Les experts recommandent des sessions courtes de quinze minutes quotidiennes.
L'accompagnement parental joue un rôle dans l'efficacité des exercices.
La lecture quotidienne représente une alternative efficace aux cahiers de vacances.
Ils font râler les enfants mais rassurent les parents. Contrairement au matériel scolaire, ils ne sont pas remisés au placard durant l'été et s'invitent dans les valises, entre les bouées et la crème solaire.
Eux, ce sont les cahiers de vacances, ces livrets remplis d'exercices et de promesses: consolider les connaissances menacées par la pause estivale, voire prendre de l'avance sur l'année suivante. Mais que valent-ils sur le plan pédagogique? Outil utile ou corvée contre-productive?
Risque de régression en été
Les vacances d'été romandes s'étendent en général sur sept semaines. De quoi laisser aux élèves le temps de recharger les batteries… mais aussi d'oublier certains apprentissages. Si les bienfaits d'une vraie coupure sur le bien-être physique et psychologique sont documentés, c'est sa durée qui pose problème.
«De nombreuses études montrent que sans aucune consolidation entre la fin d'année scolaire et la reprise, les élèves - en particulier issus de milieux moins favorisés - perdent une partie de leurs acquis, parfois jusqu'à un mois d'apprentissage, surtout en maths ou en orthographe», explique Emmanuel Sander, professeur à la Faculté des sciences de l'éducation à Genève.
Emmanuel Sander est professeur à la Faculté des sciences de l'éducation à Genève.
UNIGE
Ces pertes de notions, Thierry Dias les a observées à de nombreuses reprises à la rentrée. «J'ai souvent vu la différence entre les élèves qui avaient maintenu une activité cognitive – lectures, visites, jeux éducatifs – et ceux qui n'avaient pas eu la possibilité, la chance ou l'envie de le faire», confie cet ancien enseignant, aujourd'hui professeur en didactique des mathématiques à la Haute École pédagogique de Lausanne.
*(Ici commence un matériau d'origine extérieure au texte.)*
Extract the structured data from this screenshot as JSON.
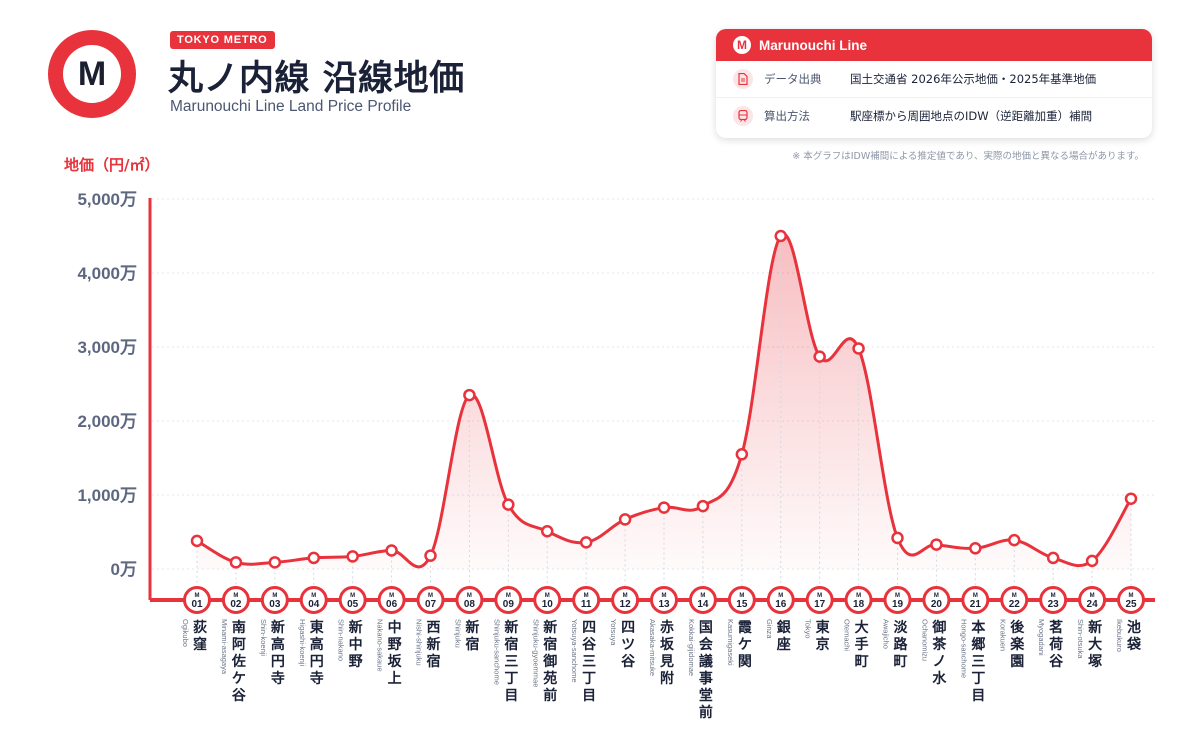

Pour lui, le cahier de vacances peut être un bon moyen d'éviter cette rupture «brutale» aux conséquences plus ou moins marquées. «Je ne parle pas ici en tant qu'auteur (ndlr: il a collaboré pour élaborer de tels cahiers par le passé) mais en tant que spécialiste en pédagogie.»
En vacances, faites-vous faire des exercices scolaires à vos enfants?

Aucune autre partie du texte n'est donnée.